«Gran Acuerdo» o crisis total: La Casa Blanca presiona a Irán para frenar su programa nuclear

La Casa Blanca anunció este miércoles el inicio de gestiones para un segundo ciclo de conversaciones con Irán en Pakistán, en un esfuerzo por salvar el cese al fuego vigente desde el 8 de abril. La portavoz Karoline Leavitt confirmó que el Gobierno de Estados Unidos es «optimista» respecto a lograr un acuerdo que ponga fin a la guerra que ha sacudido la economía global. Sin embargo, el diálogo se desarrolla bajo una sombra de alta tensión, luego de que Teherán amenazara con bloquear el tránsito por el mar Rojo si Washington no levanta el cerco naval que mantiene sobre sus puertos.

El eje central de las diferencias sigue siendo el programa nuclear de Teherán. Mientras el vicepresidente JD Vance asegura que la administración Trump ha propuesto un «gran acuerdo» que promete prosperidad para Irán a cambio de renunciar a la bomba atómica, la cancillería iraní mantiene una postura firme. El ministro Abás Araqchi reiteró que el derecho a enriquecer uranio es «indiscutible», aunque admitió que el nivel de dicho proceso es un punto «negociable». Esta apertura diplomática ocurre días después de que un primer ciclo de contactos en Islamabad terminara sin avances significativos.

En el ámbito militar, la situación ha escalado a un «doble bloqueo» que pone en riesgo la tregua que vence en una semana. El Mando Central de Estados Unidos (CENTCOM) informó que ha detenido por completo el flujo económico marítimo de Irán, aplicando plenamente un bloqueo naval de sus puertos.
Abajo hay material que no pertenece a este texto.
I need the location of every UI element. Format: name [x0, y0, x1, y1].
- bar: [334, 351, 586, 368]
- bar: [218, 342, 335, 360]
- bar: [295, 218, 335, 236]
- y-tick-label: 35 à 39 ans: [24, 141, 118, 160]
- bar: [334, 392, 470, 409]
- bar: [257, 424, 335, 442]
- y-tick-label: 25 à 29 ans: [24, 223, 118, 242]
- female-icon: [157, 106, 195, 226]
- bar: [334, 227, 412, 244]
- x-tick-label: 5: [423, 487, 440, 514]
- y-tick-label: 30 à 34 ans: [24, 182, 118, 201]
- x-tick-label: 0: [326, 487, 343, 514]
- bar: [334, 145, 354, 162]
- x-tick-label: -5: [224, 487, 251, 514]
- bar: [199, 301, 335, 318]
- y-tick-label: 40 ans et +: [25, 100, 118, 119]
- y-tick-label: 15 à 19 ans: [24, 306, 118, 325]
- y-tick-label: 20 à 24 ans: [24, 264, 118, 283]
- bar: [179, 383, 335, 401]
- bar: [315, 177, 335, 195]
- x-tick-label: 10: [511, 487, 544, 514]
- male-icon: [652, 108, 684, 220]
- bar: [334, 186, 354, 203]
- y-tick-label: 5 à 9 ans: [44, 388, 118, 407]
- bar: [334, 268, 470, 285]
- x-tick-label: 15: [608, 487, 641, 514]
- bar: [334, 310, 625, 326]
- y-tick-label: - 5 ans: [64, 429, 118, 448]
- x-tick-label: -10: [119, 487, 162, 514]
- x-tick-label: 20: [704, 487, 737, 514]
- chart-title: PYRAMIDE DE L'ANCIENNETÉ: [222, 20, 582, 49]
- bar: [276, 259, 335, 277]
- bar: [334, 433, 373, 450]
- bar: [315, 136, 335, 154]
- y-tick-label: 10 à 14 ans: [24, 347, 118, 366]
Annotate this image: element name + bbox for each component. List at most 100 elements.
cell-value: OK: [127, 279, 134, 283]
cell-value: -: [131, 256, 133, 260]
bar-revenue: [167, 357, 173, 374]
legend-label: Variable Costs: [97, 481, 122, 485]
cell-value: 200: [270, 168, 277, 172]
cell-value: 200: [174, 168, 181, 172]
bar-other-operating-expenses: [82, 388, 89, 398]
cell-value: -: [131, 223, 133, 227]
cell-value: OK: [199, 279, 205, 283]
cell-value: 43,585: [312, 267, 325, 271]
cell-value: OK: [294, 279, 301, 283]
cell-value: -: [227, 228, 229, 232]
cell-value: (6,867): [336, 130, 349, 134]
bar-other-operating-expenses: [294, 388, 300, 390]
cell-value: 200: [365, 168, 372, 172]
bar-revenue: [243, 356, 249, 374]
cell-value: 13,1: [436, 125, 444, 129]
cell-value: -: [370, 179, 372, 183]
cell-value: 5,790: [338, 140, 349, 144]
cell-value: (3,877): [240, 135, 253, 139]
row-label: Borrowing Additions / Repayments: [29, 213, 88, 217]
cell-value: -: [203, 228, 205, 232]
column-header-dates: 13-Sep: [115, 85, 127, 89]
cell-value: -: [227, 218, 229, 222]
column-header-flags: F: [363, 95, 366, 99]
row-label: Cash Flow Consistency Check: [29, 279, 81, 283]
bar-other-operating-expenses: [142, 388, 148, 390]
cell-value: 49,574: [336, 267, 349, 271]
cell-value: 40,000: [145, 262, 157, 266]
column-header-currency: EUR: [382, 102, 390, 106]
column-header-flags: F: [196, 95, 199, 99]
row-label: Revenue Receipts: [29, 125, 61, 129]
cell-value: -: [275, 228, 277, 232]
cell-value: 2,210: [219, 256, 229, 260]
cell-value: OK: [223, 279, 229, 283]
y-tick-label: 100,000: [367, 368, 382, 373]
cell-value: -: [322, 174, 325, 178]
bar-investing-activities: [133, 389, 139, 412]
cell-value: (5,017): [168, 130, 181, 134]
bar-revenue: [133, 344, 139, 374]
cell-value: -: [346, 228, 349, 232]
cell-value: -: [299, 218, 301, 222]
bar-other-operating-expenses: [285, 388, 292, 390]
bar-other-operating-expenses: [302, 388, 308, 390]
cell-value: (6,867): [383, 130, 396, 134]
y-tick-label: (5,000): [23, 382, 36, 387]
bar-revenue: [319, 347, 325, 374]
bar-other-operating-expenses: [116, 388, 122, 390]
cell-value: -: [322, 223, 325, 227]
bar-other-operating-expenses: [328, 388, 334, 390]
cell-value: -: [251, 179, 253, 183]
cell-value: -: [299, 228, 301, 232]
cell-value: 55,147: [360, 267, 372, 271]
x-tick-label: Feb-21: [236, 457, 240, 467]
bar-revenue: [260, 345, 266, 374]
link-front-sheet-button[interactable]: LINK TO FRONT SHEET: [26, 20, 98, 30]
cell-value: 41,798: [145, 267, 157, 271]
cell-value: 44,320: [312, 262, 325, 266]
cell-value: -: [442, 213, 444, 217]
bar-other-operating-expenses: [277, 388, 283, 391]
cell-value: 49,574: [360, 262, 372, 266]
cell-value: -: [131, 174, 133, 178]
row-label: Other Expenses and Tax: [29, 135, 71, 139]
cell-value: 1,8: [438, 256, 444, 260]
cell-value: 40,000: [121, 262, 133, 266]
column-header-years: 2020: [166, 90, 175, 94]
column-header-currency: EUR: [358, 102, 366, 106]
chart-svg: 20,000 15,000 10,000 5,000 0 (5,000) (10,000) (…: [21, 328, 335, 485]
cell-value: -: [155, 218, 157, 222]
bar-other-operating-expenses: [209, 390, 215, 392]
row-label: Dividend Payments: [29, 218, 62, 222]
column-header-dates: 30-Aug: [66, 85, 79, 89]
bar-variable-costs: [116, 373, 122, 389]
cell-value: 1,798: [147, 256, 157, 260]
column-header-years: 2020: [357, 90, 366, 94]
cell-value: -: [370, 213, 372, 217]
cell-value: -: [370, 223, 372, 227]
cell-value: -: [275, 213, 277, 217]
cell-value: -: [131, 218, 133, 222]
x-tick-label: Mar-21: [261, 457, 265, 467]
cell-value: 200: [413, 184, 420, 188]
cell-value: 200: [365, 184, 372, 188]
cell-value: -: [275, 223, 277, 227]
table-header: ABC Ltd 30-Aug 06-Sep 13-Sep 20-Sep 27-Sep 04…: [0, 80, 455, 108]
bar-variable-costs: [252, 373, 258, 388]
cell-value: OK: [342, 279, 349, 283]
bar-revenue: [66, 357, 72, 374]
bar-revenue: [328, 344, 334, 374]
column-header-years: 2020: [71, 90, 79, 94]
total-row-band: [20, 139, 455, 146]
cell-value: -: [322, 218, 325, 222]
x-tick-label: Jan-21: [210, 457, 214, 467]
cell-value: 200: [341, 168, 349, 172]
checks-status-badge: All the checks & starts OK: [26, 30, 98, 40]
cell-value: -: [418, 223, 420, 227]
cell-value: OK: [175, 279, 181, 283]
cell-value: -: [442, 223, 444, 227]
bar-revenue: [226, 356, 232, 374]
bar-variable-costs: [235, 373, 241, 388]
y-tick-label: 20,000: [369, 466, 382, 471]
En represalia, el general Alí Abdollahi, jefe de las fuerzas armadas iraníes, advirtió que no permitirán exportaciones ni importaciones en el Golfo Pérsico ni en el mar Rojo si persiste la inseguridad para sus buques, calificando las acciones estadounidenses como un «preludio» a la ruptura del alto el fuego.

Finalmente, el funcionario de alto rango de Estados Unidos aclaró que, pese a los rumores de una prórroga, aún no se ha acordado formalmente extender la tregua de dos semanas. La comunidad internacional observa con expectación el papel de Pakistán como mediador, en un momento donde el control de las rutas comerciales más importantes del mundo pende de un hilo. El éxito de la próxima reunión en Islamabad determinará si la región avanza hacia una estabilización definitiva o si el conflicto se profundiza mediante una guerra comercial y naval de consecuencias impredecibles.